Frontline healthcare workers will get the shots from Wednesday, according to Khin Khin Gyi, director of emerging infectious disease at Myanmar’s Ministry of Health and Sports. Suu Kyi, President Win Myint and cabinet members will be inoculated the following day in capital Naypyidaw.
Myanmar, which received 1.5 million doses of vaccine from India last week, will expand the inoculation program to those older than 65 years in 74 townships under stay-at-home orders once healthcare workers are covered, Khin Khin Gyi said.
Myanmar’s stay-at-home orders have covered more than one-fourth of its population of almost 55 million from early September to control a second wave of infections that’s seen the nation’s total caseload surge to 137,574 with more than 3,000 fatalities. A vaccine rollout may allow authorities to further ease restrictions in areas including its commercial hub Yangon and in Rakhine state.
Myanmar has signed a contract with Serum Institute of India to buy 30 million doses of Covishield vaccine developed by AstraZeneca Plc and Oxford University and is in talks with Chinese manufacturers including Sinovac Biotech Ltd. and Sinopharm for additional supplies. The nation aims to inoculate more than 40% of its population by the end of this year, according to the health ministry.
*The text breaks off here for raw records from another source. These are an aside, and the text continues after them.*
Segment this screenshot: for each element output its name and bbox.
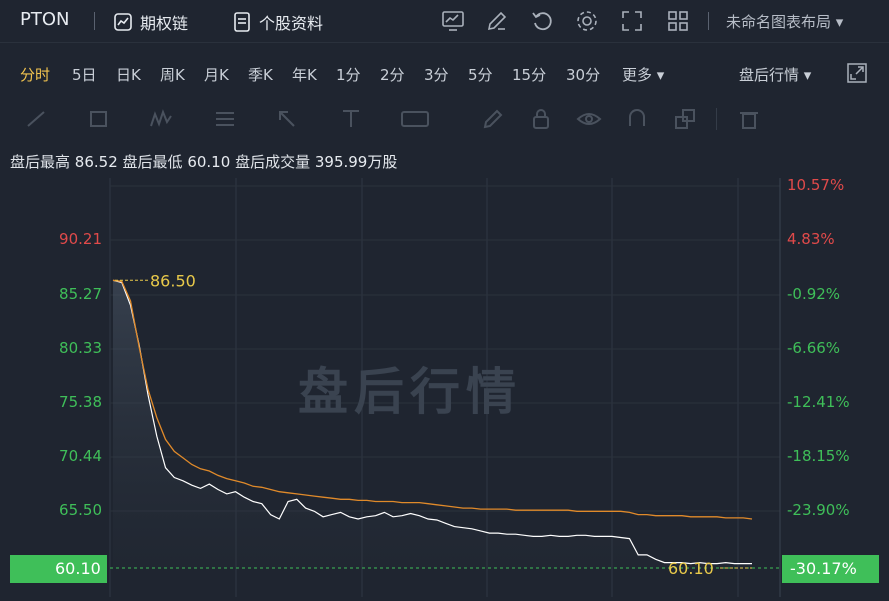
price-area-fill [113,280,752,568]
volume-value: 395.99万股 [314,153,398,171]
y-left-tick: 75.38 [59,393,102,411]
fullscreen-icon[interactable] [620,9,644,33]
y-right-tick: -6.66% [787,339,841,357]
high-annotation: 86.50 [150,271,196,290]
timeframe-bar: 盘后行情 ▾ 分时 5日 日K 周K 月K 季K 年K 1分 2分 3分 5分 15分 30分 更多 ▾ [0,52,889,92]
options-chain-icon [114,13,132,31]
stock-profile-label: 个股资料 [259,14,324,33]
document-icon [234,12,250,32]
layout-selector[interactable]: 未命名图表布局 ▾ [726,11,843,32]
timeframe-8[interactable]: 2分 [380,64,405,85]
caret-down-icon: ▾ [835,13,844,31]
low-value: 60.10 [187,153,231,171]
gear-icon[interactable] [575,9,599,33]
wave-tool-icon[interactable] [148,106,174,132]
timeframe-4[interactable]: 月K [204,64,229,85]
divider [94,12,95,30]
caret-down-icon: ▾ [652,66,665,84]
y-left-tick: 80.33 [59,339,102,357]
y-right-tick: -23.90% [787,501,850,519]
high-label: 盘后最高 [10,153,71,171]
y-right-tick: -18.15% [787,447,850,465]
low-annotation: 60.10 [668,559,714,578]
fib-tool-icon[interactable] [212,106,238,132]
low-label: 盘后最低 [122,153,183,171]
pen-icon[interactable] [480,106,506,132]
timeframe-2[interactable]: 日K [116,64,141,85]
edit-icon[interactable] [485,9,509,33]
expand-icon[interactable] [846,62,868,84]
timeframe-12[interactable]: 30分 [566,64,600,85]
y-left-tick: 70.44 [59,447,102,465]
caret-down-icon: ▾ [803,66,812,84]
watermark: 盘后行情 [298,363,522,421]
current-change-tag: -30.17% [782,555,879,583]
layers-icon[interactable] [672,106,698,132]
timeframe-10[interactable]: 5分 [468,64,493,85]
timeframe-3[interactable]: 周K [160,64,185,85]
timeframe-11[interactable]: 15分 [512,64,546,85]
timeframe-label: 更多 [622,66,653,84]
y-left-tick: 65.50 [59,501,102,519]
timeframe-13[interactable]: 更多 ▾ [622,64,664,85]
after-hours-stats: 盘后最高 86.52 盘后最低 60.10 盘后成交量 395.99万股 [10,151,397,172]
lock-icon[interactable] [528,106,554,132]
trendline-tool-icon[interactable] [24,106,50,132]
timeframe-0[interactable]: 分时 [20,64,50,85]
arrow-tool-icon[interactable] [274,106,300,132]
timeframe-5[interactable]: 季K [248,64,273,85]
eye-icon[interactable] [576,106,602,132]
chart-series [112,279,753,568]
layout-name: 未命名图表布局 [726,13,832,31]
drawing-toolbar [0,98,889,140]
monitor-chart-icon[interactable] [441,9,465,33]
current-price-tag: 60.10 [10,555,107,583]
reset-icon[interactable] [530,9,554,33]
top-bar: PTON 期权链 个股资料 未命名图表布局 ▾ [0,0,889,43]
stock-profile-button[interactable]: 个股资料 [231,10,323,34]
grid-layout-icon[interactable] [666,9,690,33]
magnet-icon[interactable] [624,106,650,132]
trash-icon[interactable] [736,106,762,132]
timeframe-6[interactable]: 年K [292,64,317,85]
ticker-symbol[interactable]: PTON [20,9,69,30]
rectangle-tool-icon[interactable] [86,106,112,132]
options-chain-button[interactable]: 期权链 [112,10,188,34]
divider [708,12,709,30]
divider [716,108,717,130]
session-label: 盘后行情 [739,66,800,84]
session-selector[interactable]: 盘后行情 ▾ [739,64,811,85]
y-right-tick: -12.41% [787,393,850,411]
y-left-tick: 90.21 [59,230,102,248]
text-tool-icon[interactable] [338,106,364,132]
high-value: 86.52 [74,153,118,171]
volume-label: 盘后成交量 [235,153,311,171]
y-left-tick: 85.27 [59,285,102,303]
y-right-tick: 4.83% [787,230,835,248]
timeframe-1[interactable]: 5日 [72,64,97,85]
y-right-tick: -0.92% [787,285,841,303]
timeframe-7[interactable]: 1分 [336,64,361,85]
options-chain-label: 期权链 [140,14,189,33]
timeframe-9[interactable]: 3分 [424,64,449,85]
y-right-tick: 10.57% [787,176,845,194]
price-label-tool-icon[interactable] [400,106,430,132]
Suu Kyi’s administration also expects supplies from the global Covax facility before April 7 and the government plans to allow the private sector to import vaccines approved by the World Health Organization later this year, Khin Khin Gyi said.
Over the past week, cases in Myanmar have declined to an average of less than 500 per day, from about 1,300 last month, allowing authorities to ease some of the curbs. Yet, the International Monetary Fund warned the country against easing the virus restrictions too quickly, saying some restrictions need to be still maintained to prevent the outbreak from worsening.